In some segments, yes. A $2M+ SDE business in a top-30 metro is going to trade at 5–6x whether you like it or not. That's PE pricing, and you probably can't (and shouldn't) match it. But the vast majority of HVAC businesses in the U.S. are under $1M in SDE. There are thousands of them. Most will never see a PE offer. These businesses are still trading at 2.5–4x SDE, and the owners are still retiring every day. The market is bigger than the PE headlines suggest.

Can I compete with a PE-backed offer?

On price alone? Usually not. On total value to the seller? Absolutely. Seller financing, transition support, keeping the company name, retaining the crew — these are real advantages. Not every seller optimizes for highest price. Many optimize for legacy, tax efficiency, and peace of mind. That's where you compete.

What if PE buys my competitor after I buy my shop?

This actually happens, and it's not necessarily bad. PE platforms that enter your market will spend heavily on marketing and recruiting, which raises general awareness of HVAC services. They also tend to raise prices, which gives you room to be the "affordable local option." The risk: they recruit your techs. The defense: pay fairly, treat your people well, and build a culture that makes staying worth more than a signing bonus.
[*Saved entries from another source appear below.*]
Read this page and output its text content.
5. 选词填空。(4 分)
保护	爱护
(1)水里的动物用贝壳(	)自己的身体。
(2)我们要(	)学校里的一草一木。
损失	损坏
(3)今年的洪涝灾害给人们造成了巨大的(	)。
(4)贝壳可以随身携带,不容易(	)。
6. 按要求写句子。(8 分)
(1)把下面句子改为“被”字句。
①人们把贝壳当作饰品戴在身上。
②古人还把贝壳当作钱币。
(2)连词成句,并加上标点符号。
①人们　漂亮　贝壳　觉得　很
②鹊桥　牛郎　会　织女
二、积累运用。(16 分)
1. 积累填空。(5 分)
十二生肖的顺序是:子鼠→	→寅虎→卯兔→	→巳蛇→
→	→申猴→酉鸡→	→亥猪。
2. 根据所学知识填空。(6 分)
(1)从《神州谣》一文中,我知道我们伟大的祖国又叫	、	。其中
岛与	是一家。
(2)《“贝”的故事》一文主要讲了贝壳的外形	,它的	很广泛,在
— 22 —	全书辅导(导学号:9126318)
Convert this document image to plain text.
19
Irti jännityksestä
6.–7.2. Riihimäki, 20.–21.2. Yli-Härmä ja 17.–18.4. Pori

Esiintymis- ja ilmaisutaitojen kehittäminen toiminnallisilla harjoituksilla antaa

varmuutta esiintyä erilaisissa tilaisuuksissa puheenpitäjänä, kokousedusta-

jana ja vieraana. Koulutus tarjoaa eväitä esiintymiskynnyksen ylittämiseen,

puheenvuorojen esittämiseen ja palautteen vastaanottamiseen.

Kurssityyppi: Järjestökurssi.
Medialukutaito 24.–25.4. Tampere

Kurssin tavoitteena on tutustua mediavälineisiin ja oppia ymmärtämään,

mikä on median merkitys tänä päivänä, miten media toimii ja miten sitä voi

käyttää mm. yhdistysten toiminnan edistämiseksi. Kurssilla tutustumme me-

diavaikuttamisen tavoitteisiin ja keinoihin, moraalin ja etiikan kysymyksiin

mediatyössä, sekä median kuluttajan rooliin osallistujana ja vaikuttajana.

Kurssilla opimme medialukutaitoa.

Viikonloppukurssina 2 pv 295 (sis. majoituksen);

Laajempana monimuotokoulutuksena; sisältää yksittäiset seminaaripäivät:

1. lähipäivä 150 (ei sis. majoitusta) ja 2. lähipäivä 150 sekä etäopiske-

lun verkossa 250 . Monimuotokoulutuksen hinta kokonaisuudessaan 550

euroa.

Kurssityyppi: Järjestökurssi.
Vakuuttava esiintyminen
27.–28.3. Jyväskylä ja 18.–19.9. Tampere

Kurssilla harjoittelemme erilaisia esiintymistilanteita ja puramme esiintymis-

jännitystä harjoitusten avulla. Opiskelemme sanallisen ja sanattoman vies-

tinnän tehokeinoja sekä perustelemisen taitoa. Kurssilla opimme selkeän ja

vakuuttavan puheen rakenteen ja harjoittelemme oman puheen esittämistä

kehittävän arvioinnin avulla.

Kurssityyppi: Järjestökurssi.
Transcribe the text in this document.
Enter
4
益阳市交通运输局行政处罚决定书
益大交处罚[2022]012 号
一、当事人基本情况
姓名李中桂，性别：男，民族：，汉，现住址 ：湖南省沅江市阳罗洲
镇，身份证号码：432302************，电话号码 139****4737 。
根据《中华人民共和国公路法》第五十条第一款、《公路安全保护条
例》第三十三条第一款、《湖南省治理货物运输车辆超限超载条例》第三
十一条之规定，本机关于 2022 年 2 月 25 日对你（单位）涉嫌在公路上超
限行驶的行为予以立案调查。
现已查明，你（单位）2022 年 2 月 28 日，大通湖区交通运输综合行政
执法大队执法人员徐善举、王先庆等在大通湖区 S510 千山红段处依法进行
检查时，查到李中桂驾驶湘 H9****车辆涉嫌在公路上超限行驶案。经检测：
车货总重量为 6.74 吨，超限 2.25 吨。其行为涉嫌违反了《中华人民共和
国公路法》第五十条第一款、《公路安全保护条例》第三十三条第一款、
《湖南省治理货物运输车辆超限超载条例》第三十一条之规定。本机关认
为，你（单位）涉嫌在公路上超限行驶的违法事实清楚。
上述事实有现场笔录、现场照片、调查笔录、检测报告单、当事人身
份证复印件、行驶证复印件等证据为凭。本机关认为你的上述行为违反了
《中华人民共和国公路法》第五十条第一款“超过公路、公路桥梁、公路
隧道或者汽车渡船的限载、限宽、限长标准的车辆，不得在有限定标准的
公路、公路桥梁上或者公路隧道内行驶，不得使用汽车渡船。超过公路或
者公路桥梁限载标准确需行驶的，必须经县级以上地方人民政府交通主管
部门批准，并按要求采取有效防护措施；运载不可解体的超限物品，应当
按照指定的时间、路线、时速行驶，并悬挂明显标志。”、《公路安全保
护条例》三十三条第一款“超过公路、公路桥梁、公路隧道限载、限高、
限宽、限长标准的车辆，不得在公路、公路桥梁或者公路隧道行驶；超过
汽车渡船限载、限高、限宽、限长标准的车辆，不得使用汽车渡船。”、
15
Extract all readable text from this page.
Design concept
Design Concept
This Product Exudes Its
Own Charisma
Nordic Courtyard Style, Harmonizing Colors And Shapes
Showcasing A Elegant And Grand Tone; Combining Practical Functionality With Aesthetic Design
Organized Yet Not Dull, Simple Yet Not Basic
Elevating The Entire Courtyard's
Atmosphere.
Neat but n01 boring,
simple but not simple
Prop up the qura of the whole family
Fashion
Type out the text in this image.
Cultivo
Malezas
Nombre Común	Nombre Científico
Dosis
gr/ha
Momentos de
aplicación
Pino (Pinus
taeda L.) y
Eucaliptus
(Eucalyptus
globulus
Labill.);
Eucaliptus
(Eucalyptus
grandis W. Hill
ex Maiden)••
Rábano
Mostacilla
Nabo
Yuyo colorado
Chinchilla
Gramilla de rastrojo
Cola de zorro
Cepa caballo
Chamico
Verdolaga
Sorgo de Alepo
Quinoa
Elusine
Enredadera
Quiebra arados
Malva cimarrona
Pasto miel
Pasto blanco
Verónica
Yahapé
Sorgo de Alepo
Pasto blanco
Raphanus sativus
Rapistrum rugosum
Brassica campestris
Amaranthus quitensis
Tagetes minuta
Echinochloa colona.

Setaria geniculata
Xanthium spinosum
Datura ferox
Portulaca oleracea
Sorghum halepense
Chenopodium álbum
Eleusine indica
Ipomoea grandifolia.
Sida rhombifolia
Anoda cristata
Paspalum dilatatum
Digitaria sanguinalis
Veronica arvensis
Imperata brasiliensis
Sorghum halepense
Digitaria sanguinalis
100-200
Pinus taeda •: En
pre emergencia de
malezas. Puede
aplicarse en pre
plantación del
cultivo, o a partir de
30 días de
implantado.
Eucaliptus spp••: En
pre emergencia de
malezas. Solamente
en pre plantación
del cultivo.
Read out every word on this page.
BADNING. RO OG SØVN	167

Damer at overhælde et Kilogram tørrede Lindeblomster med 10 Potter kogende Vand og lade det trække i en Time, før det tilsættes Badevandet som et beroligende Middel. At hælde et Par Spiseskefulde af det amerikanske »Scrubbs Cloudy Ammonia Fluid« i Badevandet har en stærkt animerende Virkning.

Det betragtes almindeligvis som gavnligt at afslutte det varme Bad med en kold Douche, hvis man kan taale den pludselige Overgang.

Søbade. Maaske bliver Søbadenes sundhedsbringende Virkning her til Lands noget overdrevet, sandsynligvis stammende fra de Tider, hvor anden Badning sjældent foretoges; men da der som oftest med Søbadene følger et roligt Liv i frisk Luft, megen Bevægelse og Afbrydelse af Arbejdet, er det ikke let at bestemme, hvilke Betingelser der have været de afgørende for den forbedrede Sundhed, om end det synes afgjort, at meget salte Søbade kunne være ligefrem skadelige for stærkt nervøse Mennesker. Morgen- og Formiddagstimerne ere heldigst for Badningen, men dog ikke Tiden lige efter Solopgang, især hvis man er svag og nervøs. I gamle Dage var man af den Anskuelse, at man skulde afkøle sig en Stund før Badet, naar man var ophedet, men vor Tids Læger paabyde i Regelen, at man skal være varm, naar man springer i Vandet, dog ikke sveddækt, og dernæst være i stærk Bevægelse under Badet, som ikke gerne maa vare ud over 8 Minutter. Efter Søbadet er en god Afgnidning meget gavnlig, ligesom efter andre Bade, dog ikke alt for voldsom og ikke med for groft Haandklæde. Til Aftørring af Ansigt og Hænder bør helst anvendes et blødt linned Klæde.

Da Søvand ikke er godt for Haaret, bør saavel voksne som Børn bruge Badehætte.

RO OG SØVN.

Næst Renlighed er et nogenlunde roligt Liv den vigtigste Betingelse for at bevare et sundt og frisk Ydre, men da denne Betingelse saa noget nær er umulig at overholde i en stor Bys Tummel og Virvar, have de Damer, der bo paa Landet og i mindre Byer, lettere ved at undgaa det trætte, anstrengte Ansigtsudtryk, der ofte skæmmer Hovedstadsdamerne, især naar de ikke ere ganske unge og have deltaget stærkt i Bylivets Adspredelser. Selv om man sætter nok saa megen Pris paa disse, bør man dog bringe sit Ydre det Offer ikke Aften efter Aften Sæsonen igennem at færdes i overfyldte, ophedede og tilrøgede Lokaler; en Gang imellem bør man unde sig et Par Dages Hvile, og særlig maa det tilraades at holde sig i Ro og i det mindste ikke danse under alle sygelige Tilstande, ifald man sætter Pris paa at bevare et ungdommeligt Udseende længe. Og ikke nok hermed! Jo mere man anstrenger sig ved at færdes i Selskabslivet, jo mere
PE platforms often struggle with customer retention in markets where relationships matter — their Net Promoter Scores tend to drop 12–18 months post-acquisition as the service experience becomes more standardized and less personal. That churn is your gain.

PE consolidation in HVAC is real, it's accelerating, and pretending it doesn't affect your deal is foolish. But "PE is buying everything" is a lazy narrative that ignores the thousands of HVAC businesses PE will never touch. Your job as an independent buyer is simple: understand where PE plays, avoid competing head-to-head on their turf, and leverage the advantages they structurally cannot match — relationships, flexibility, speed of decision-making, and the simple fact that a retiring owner often trusts a fellow tradesperson more than a spreadsheet jockey from a fund. The shops PE skips are still good businesses. Often great ones. They're just not the right size or shape for a roll-up strategy. For you, buying one of them, running it well, and professionalizing the operations? That's not a consolation prize. That's the play.